Is any of this Shawn’s fault? No. Did he tell them how to load the load? No. Did “Other” actually do anything productive like tell him to take his load to the terminal before he ran out of hours? NO.
All of this did not help my mood today. Lucky for me Shawn took matters into his own hands and just drove back to the terminal before he was out of hours.
I know that sounds weird so I’ll explain. A driver has 11 hours that he can drive for the entire day. He can drive it all at once or in spurts but he can’t drive more that 11 hours. A driver also has 14 hours in which to do his loading/unloading/driving in. At the end of the 14 hours he has to take a mandatory 10 hour break. (10+14=24)
Here’s an example:
A driver starts driving at 12 pm.
At 4 pm he stops for fuel and checks his lights. He has a burnt out headlight. He goes to the shop.
They don’t finish his truck until 12 pm.
At 12 pm he starts to drive again.
At 2 am he has to stop for the day and take a 10 hour break. It doesn’t matter that he’s only driven 6 out of 11 available hours. He’s been up working for 14 hours.
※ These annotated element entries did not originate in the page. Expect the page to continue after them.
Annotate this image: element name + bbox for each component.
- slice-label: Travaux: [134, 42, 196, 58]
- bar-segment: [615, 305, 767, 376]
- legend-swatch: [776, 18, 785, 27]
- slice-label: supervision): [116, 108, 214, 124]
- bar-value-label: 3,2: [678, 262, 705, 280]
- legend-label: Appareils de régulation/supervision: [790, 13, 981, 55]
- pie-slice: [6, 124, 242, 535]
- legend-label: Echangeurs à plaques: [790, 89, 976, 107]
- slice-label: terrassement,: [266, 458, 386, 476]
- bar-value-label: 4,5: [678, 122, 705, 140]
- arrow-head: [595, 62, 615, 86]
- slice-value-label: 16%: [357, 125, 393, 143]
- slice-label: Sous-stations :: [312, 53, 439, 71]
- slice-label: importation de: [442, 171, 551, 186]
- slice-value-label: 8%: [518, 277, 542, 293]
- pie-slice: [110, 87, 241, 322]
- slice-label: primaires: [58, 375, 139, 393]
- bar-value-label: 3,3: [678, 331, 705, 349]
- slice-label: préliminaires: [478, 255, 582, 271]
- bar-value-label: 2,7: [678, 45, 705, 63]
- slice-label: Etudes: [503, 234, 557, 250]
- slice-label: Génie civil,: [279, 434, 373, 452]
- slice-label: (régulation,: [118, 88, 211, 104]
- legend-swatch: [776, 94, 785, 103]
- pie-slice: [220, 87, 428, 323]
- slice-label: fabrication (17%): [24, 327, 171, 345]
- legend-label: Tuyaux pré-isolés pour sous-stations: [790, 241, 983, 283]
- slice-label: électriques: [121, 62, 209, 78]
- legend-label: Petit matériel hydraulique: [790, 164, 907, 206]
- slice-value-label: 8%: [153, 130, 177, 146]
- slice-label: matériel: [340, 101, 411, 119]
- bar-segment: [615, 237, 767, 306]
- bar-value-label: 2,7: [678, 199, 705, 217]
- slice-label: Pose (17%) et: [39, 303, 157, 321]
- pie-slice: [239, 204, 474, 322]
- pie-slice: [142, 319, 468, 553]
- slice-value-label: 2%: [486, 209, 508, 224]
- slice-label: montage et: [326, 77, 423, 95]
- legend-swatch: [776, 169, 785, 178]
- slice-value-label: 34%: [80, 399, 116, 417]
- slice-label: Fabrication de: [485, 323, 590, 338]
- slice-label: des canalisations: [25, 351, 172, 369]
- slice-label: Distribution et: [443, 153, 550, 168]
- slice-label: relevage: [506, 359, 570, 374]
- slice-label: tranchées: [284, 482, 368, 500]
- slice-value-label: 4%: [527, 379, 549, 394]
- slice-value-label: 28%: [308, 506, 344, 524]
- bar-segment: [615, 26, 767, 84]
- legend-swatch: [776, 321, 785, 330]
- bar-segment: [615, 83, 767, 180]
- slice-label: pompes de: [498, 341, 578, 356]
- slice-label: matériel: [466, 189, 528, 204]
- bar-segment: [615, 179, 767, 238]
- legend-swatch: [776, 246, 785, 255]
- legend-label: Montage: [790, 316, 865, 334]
For some reason “Other” can’t comprehend this. Considering that it’s their job to understand how it all works and make sure that the drivers have enough time to get the load to where it needs to be on time, they mess up a lot. It’s bad when a driver has to tell a dispatcher he can’t deliver a load because his 14 hour clock is up and they say, “but you still have hours to drive.”
All those things combined put me in an excellent mood. It’s a good thing I’m medicated, because if I wasn’t I wouldn’t have wanted to be in the same room as me. If I could have taken a second pill today I would have. It was just that bad.
Lucky for me we made it to Bethany’s house in one piece. Though there were definitely a few mumbled growls coming from the driver, who was not Shawn, on the way down about traffic, and commuters, and people tailgating, and cutting me off, and would you just stop riding my @55 already I can’t go any faster than the car in front of me, and I can’t get over because there’s a whole slew of cars in the other lane, people.